A few things I seem to have discovered since moving to Britain, 8 years ago, and which seem rather specific to this country.

The vomiting bug is one. Before, I used to think when someone is being sick then it was most probably that they ate something which did not agree with their stomach. Not anymore.

Marmite is another.  People love it or hate it. I love it!

Separate tax in couples/families. The UK politicians do not care if the person working supports a wife and three young children. That person would still pay the same amount of tax as a childless single person.

And bullying.

Not to say that people are not bullied in other parts of the world, but to start with there is no specific word in French for bullying. You could say "intimidation", though this rather means its English homograph. Similarly, the nearest French word to bully would be "voyou". Then again a thug would be closest in meaning to "voyou".

I think it is telling when a word seems to be culture-specific. It most probably denotes something that needs a specific denomination to acknowledge its presence and relative acceptance in that culture.

The danger of having a specific word for something that can otherwise be described with already existing words (mean, unkind, nasty, cruel, vicious) is that some people will accept this situation as a state of affair. I mean by this that people in general will think: here's a bully, how can we deal with this? Let's take the moral high ground and ignore it as the bully is not worthy of our attention.

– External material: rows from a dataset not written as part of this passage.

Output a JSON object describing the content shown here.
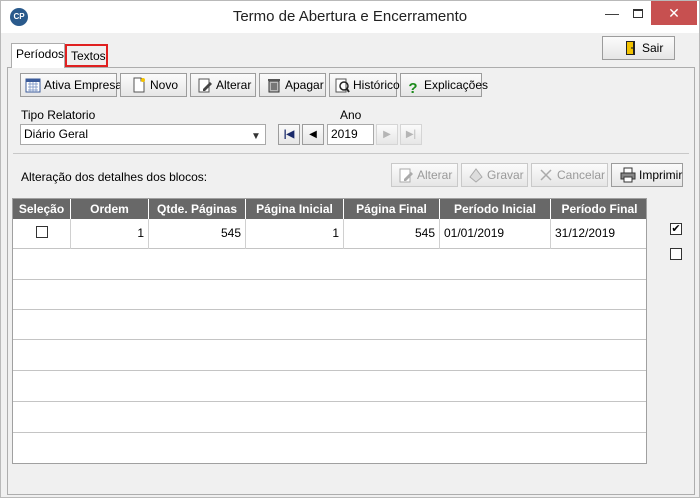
{
  "window": {
    "title": "Termo de Abertura e Encerramento",
    "app_icon_text": "CP",
    "minimize": "—",
    "close": "✕"
  },
  "tabs": [
    {
      "label": "Períodos",
      "selected": true
    },
    {
      "label": "Textos",
      "selected": false,
      "highlighted": true
    }
  ],
  "sair_label": "Sair",
  "toolbar": {
    "ativa_empresa": "Ativa Empresa",
    "novo": "Novo",
    "alterar": "Alterar",
    "apagar": "Apagar",
    "historico": "Histórico",
    "explicacoes": "Explicações"
  },
  "filters": {
    "tipo_relatorio_label": "Tipo Relatorio",
    "tipo_relatorio_value": "Diário Geral",
    "ano_label": "Ano",
    "ano_value": "2019"
  },
  "blocks": {
    "label": "Alteração dos detalhes dos blocos:",
    "alterar": "Alterar",
    "gravar": "Gravar",
    "cancelar": "Cancelar",
    "imprimir": "Imprimir"
  },
  "grid": {
    "columns": [
      "Seleção",
      "Ordem",
      "Qtde. Páginas",
      "Página Inicial",
      "Página Final",
      "Período Inicial",
      "Período Final"
    ],
    "rows": [
      {
        "selecao": false,
        "ordem": "1",
        "qtde_paginas": "545",
        "pagina_inicial": "1",
        "pagina_final": "545",
        "periodo_inicial": "01/01/2019",
        "periodo_final": "31/12/2019"
      }
    ]
  },
  "side_checks": [
    true,
    false
  ],
  "icons": {
    "ativa_empresa": "calendar-icon",
    "novo": "new-document-icon",
    "alterar": "edit-icon",
    "apagar": "trash-icon",
    "historico": "history-icon",
    "explicacoes": "help-icon",
    "sair": "exit-door-icon",
    "imprimir": "printer-icon"
  },
  "colors": {
    "grid_header": "#686868",
    "tab_highlight": "#e02020",
    "close_button": "#c75050"
  }
}
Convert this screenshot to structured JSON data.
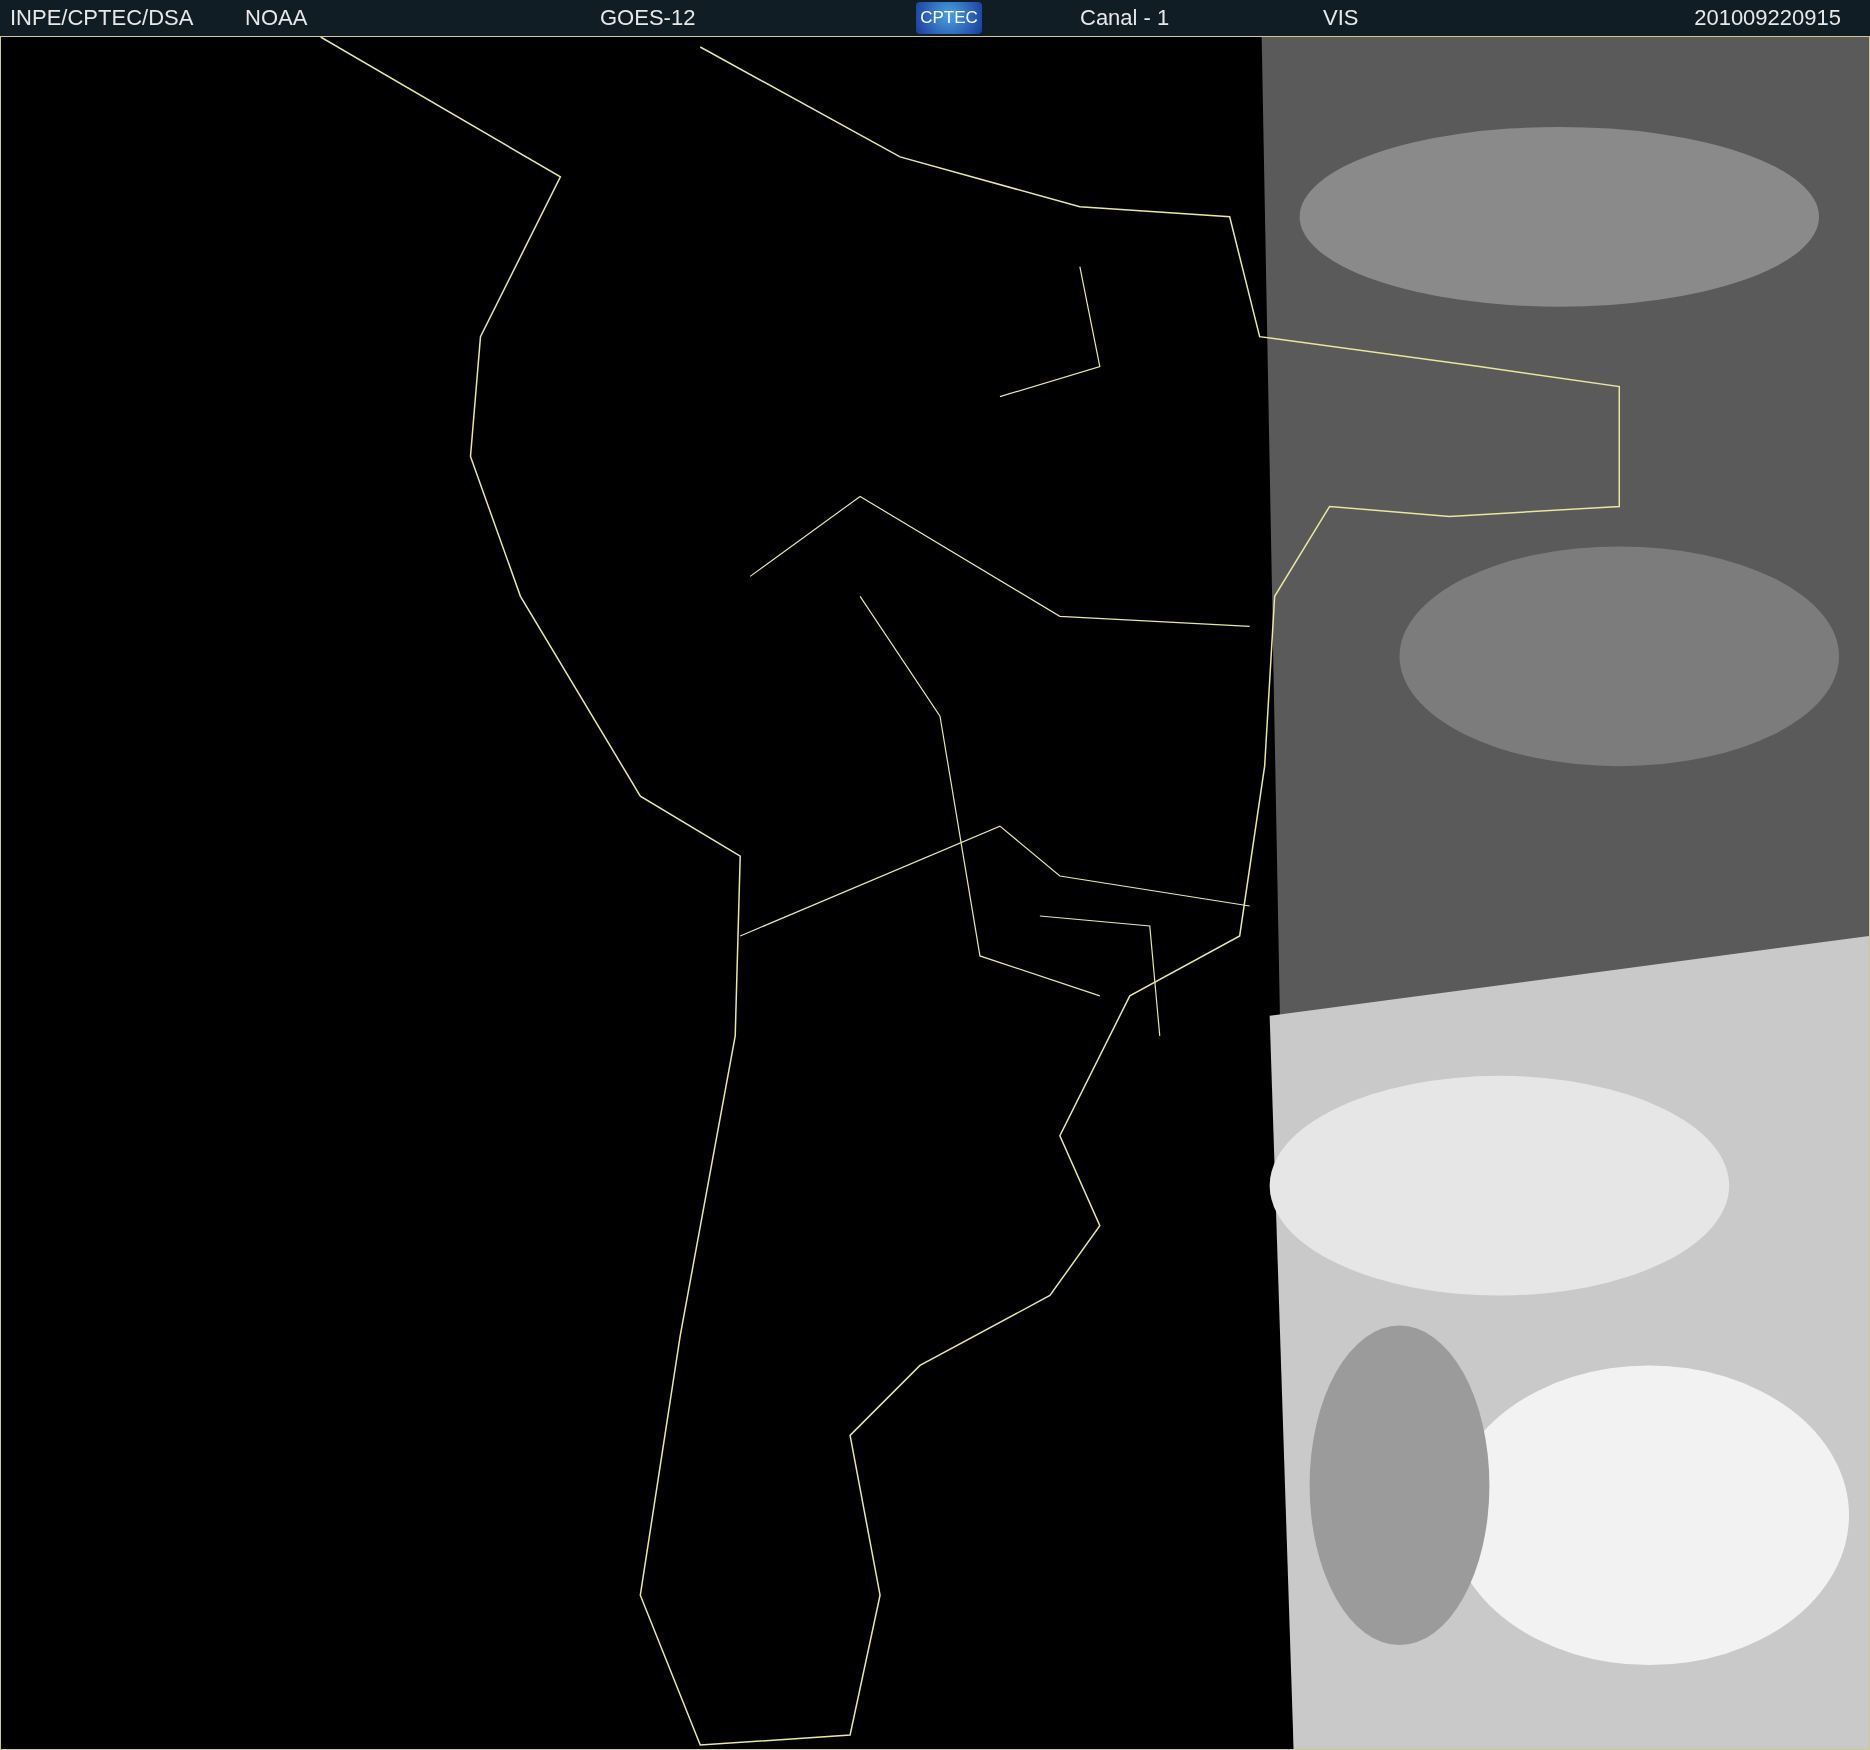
{
  "header": {
    "source": "INPE/CPTEC/DSA",
    "agency": "NOAA",
    "satellite": "GOES-12",
    "logo": "CPTEC",
    "channel": "Canal - 1",
    "band": "VIS",
    "timestamp": "201009220915"
  }
}
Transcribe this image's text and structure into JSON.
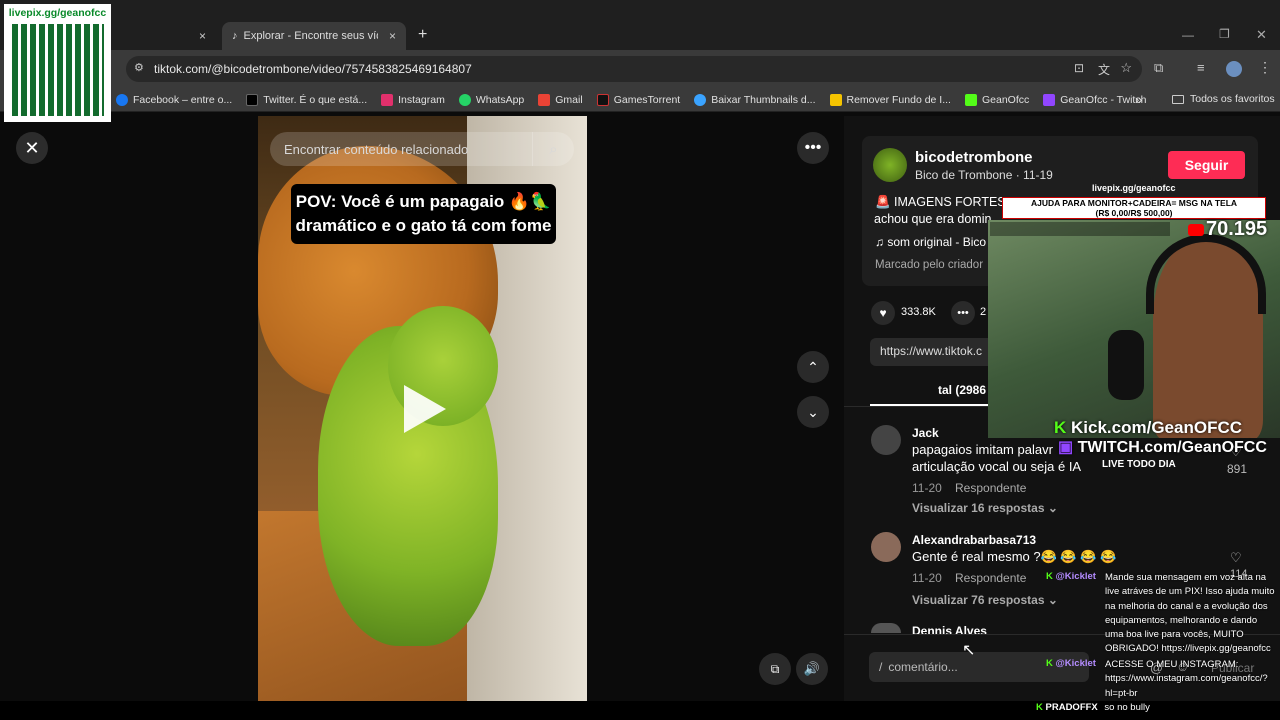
{
  "browser": {
    "tabs": [
      {
        "title": "",
        "close": "×"
      },
      {
        "title": "Explorar - Encontre seus vídeos",
        "close": "×"
      }
    ],
    "new_tab": "+",
    "url": "tiktok.com/@bicodetrombone/video/7574583825469164807",
    "bookmarks": [
      {
        "label": "Facebook – entre o...",
        "color": "#1877f2"
      },
      {
        "label": "Twitter. É o que está...",
        "color": "#000000"
      },
      {
        "label": "Instagram",
        "color": "#e1306c"
      },
      {
        "label": "WhatsApp",
        "color": "#25d366"
      },
      {
        "label": "Gmail",
        "color": "#ea4335"
      },
      {
        "label": "GamesTorrent",
        "color": "#111111"
      },
      {
        "label": "Baixar Thumbnails d...",
        "color": "#3aa3ff"
      },
      {
        "label": "Remover Fundo de I...",
        "color": "#f5c400"
      },
      {
        "label": "GeanOfcc",
        "color": "#53fc18"
      },
      {
        "label": "GeanOfcc - Twitch",
        "color": "#9146ff"
      }
    ],
    "bookmarks_more": "»",
    "all_favorites": "Todos os favoritos"
  },
  "video": {
    "search_placeholder": "Encontrar conteúdo relacionado",
    "caption_line1": "POV: Você é um papagaio 🔥🦜",
    "caption_line2": "dramático e o gato tá com fome"
  },
  "post": {
    "username": "bicodetrombone",
    "subtitle": "Bico de Trombone · 11-19",
    "follow": "Seguir",
    "desc_line1": "🚨 IMAGENS FORTES",
    "desc_line2": "achou que era domin",
    "sound": "♫  som original - Bico",
    "tagged": "Marcado pelo criador",
    "likes": "333.8K",
    "comments_count": "2",
    "link": "https://www.tiktok.c",
    "tab_label": "tal (2986"
  },
  "comments": [
    {
      "author": "Jack",
      "text1": "papagaios imitam palavr",
      "text2": "articulação vocal ou seja é IA",
      "date": "11-20",
      "reply": "Respondente",
      "likes": "891",
      "view_replies": "Visualizar 16 respostas ⌄"
    },
    {
      "author": "Alexandrabarbasa713",
      "text1": "Gente é real mesmo ?😂 😂 😂 😂",
      "date": "11-20",
      "reply": "Respondente",
      "likes": "114",
      "view_replies": "Visualizar 76 respostas ⌄"
    },
    {
      "author": "Dennis Alves"
    }
  ],
  "comment_input": {
    "prefix": "/",
    "placeholder": "comentário...",
    "post": "Publicar"
  },
  "overlay": {
    "qr_label": "livepix.gg/geanofcc",
    "livepix_small": "livepix.gg/geanofcc",
    "donation_line1": "AJUDA PARA MONITOR+CADEIRA= MSG NA TELA",
    "donation_line2": "(R$ 0,00/R$ 500,00)",
    "counter": "70.195",
    "kick": "Kick.com/GeanOFCC",
    "twitch": "TWITCH.com/GeanOFCC",
    "live_daily": "LIVE TODO DIA",
    "chat": [
      {
        "badge": "K",
        "name": "@Kicklet",
        "lines": [
          "Mande sua mensagem em voz alta na",
          "live atráves de um PIX! Isso ajuda muito",
          "na melhoria do canal e a evolução dos",
          "equipamentos, melhorando e dando",
          "uma boa live para vocês, MUITO",
          "OBRIGADO! https://livepix.gg/geanofcc"
        ]
      },
      {
        "badge": "K",
        "name": "@Kicklet",
        "lines": [
          "ACESSE O MEU INSTAGRAM:",
          "https://www.instagram.com/geanofcc/?",
          "hl=pt-br"
        ]
      },
      {
        "badge": "K",
        "name": "PRADOFFX",
        "lines": [
          "so no bully"
        ]
      }
    ]
  },
  "colors": {
    "accent": "#fe2c55",
    "kick": "#53fc18",
    "twitch": "#9146ff"
  }
}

Or to the victim of bullying: oh poor you, please avoid this person, she's a bully.

If instead, the bully was called by its nearest French equivalent a thug, the attitude of the victim and the witnesses would be different. Would you ignore a thug? I don't think so.
A bully victim is by definition "weaker", and will only feel weaker unless they and society stand up to the bully and make them change their ways.

Lately, I have been having first hand experience of bullying. I do consider myself in this circumstance weaker, physically (I am much slighter than the bully) and mentally (I am a foreigner and an outsider to the setting). It all came to blows yesterday when I was called names. I just left the scene, shocked and upset. Everyone around was trying to calm me down, almost blaming me for attempting to retaliate.

Shall I be English and think I am above this and step away? Or should I be my Algerian headstrong and proud self and stand up to the thug? The jury is still out on this one.